Créer du sens, de la confiance et du collectif
Nicolas Revel s’interroge,, en outre, sur la nécessité d’améliorer la qualité des soins. Pour atteindre cet objectif, trois conditions doivent être respectées : la première est d’avancer dans la voie de la mesure, de l’évaluation et de la transparence en matière de pratiques et de résultats cliniques ; la deuxième, d’assumer que cette exigence de qualité et de sécurité des soins implique d’avancer dans l’ajustement de notre carte sanitaire ; et la troisième est d’inscrire ces enjeux de qualité et de sécurité des soins, de pertinence et de juste prescription dans un rationnel économique incitatif, “tel n’est pas le cas aujourd’hui”, résume le directeur général de l’AP-HP. Cela commence notamment “par disposer tout simplement de l’information sur le coût de ce que l’on prescrit, ce que ne savent actuellement ni les patients ni aucun professionnel, en ville ou en établissement”, ajoute Nicolas Revel.
Enfin, le patron des hôpitaux parisiens appelle à mettre l’accent sur la prévention (primaire, secondaire et tertiaire). Et rappelle que, selon lui, le “cœur de la bataille” réside dans la transformation “du suivi des pathologies chroniques”. “25 millions de personnes sont aujourd’hui en France atteintes d’une ou plusieurs maladies chroniques ; leurs dépenses de santé représentent les deux tiers de la dépense totale et près des trois quarts de sa progression annuelle. Nous sommes là au cœur du moteur de la dépense de santé”, affirme Nicolas Revel, pour qui une organisation structurée de ces patients doit être mise en place.
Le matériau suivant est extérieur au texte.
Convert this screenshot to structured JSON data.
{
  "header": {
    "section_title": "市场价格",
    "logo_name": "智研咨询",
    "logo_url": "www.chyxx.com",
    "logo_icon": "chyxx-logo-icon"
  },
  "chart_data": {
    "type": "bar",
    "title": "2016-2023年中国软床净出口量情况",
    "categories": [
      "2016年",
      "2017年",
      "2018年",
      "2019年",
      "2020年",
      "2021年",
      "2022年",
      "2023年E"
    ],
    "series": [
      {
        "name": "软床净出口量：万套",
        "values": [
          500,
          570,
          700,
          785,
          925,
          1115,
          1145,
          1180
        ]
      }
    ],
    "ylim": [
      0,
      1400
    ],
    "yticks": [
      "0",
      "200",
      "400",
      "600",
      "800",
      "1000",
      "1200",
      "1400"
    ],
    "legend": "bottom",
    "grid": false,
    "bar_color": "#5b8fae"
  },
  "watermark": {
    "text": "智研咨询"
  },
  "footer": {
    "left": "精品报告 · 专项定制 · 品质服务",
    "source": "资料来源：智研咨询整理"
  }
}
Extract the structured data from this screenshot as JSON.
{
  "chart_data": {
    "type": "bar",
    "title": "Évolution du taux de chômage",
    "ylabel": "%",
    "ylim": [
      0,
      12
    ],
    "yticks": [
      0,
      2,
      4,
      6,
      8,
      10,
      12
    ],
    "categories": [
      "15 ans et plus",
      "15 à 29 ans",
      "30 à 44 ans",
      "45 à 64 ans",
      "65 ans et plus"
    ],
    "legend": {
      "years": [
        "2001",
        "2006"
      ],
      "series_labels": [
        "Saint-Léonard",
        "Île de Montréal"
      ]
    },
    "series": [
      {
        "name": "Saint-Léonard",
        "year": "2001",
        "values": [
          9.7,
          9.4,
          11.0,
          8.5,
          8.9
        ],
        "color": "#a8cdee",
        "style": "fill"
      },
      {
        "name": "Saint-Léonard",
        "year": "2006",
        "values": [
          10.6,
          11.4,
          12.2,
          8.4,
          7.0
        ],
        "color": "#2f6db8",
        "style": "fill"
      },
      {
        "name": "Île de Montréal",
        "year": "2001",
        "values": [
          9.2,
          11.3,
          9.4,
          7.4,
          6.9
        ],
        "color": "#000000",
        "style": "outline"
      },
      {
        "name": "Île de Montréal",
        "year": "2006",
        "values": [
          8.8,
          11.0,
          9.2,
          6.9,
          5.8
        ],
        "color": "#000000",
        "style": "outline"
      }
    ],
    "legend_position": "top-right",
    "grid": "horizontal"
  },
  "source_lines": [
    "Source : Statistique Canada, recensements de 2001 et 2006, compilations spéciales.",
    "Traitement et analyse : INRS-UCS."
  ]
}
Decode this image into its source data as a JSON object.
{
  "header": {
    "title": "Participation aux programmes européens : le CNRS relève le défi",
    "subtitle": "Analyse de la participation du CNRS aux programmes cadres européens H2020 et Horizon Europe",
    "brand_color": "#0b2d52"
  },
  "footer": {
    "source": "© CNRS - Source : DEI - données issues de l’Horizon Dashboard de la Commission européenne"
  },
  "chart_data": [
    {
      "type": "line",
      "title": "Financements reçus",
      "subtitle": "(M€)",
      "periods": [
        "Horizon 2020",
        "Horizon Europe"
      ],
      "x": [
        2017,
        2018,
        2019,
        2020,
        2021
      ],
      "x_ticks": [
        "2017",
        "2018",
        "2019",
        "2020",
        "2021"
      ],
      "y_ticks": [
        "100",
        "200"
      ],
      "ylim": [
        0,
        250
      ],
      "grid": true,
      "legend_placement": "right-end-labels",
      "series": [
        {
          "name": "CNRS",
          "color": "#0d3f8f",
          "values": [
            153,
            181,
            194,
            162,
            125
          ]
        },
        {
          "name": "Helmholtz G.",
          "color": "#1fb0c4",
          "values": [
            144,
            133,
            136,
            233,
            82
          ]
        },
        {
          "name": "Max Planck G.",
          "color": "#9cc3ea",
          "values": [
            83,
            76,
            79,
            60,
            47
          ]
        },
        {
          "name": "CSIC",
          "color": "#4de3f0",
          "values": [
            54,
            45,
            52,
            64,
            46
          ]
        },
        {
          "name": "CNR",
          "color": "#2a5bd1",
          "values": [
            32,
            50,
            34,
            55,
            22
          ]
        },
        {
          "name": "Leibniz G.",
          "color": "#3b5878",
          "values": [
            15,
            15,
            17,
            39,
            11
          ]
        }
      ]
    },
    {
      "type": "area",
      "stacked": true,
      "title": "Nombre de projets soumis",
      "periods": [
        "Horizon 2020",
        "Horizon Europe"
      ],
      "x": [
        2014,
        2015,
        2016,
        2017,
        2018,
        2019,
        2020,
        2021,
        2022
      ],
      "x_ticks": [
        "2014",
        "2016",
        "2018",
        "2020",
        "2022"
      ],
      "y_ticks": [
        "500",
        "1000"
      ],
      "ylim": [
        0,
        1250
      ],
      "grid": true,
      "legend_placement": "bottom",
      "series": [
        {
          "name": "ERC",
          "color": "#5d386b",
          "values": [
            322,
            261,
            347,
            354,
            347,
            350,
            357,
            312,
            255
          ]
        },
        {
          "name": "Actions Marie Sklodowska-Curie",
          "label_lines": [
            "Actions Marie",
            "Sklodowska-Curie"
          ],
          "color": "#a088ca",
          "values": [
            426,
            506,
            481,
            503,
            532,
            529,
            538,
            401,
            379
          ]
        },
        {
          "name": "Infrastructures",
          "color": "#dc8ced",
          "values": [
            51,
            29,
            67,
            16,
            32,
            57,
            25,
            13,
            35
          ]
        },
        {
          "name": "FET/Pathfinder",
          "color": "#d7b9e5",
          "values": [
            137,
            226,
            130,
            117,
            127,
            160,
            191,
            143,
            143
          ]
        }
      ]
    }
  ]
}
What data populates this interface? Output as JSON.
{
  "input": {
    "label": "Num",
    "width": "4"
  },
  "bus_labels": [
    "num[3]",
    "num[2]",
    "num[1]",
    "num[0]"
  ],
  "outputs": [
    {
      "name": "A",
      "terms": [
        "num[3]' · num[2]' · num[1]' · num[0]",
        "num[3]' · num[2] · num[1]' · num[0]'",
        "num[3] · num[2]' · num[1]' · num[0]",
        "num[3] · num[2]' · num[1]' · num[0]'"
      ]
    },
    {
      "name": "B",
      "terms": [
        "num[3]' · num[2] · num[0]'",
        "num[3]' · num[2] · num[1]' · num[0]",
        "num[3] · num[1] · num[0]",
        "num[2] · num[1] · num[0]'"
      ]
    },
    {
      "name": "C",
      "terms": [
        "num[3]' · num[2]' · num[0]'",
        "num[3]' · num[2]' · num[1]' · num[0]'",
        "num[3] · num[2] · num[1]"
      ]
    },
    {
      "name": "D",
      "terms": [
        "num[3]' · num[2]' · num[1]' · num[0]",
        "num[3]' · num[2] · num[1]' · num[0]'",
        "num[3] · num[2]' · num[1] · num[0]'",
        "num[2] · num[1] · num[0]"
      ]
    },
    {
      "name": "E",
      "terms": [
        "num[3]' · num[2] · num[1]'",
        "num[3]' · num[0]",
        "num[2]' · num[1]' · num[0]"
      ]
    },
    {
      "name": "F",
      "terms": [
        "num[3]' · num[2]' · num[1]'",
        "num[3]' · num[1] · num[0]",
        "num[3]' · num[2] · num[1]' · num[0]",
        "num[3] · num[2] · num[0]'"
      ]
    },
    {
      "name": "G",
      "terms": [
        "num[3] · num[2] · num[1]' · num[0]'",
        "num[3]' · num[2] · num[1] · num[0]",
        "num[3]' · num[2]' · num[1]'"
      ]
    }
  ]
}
Pour le directeur général de l’AP-HP, un changement “de paradigme” est donc nécessaire. “Nous devons […] placer au cœur de la stratégie de santé ces enjeux de qualité des soins, de pertinence et surtout de prévention”, ajoute-t-il ce lundi. Mais “pour réussir une telle transformation stratégique, il ne suffira pas de la décider, il faudra embarquer l’ensemble des acteurs sur la base d’un contrat politique et économique, d’une durée d’au moins 5 années, qui concilie une formulation claire des objectifs, un portage assumé au plus haut niveau et surtout une vraie constance dans les moyens mis en œuvre”, détaille Nicolas Revel. “C’est ainsi que nous parviendrons à créer du sens, de la confiance et du collectif, trois impératifs sans lesquels rien ne sera possible.”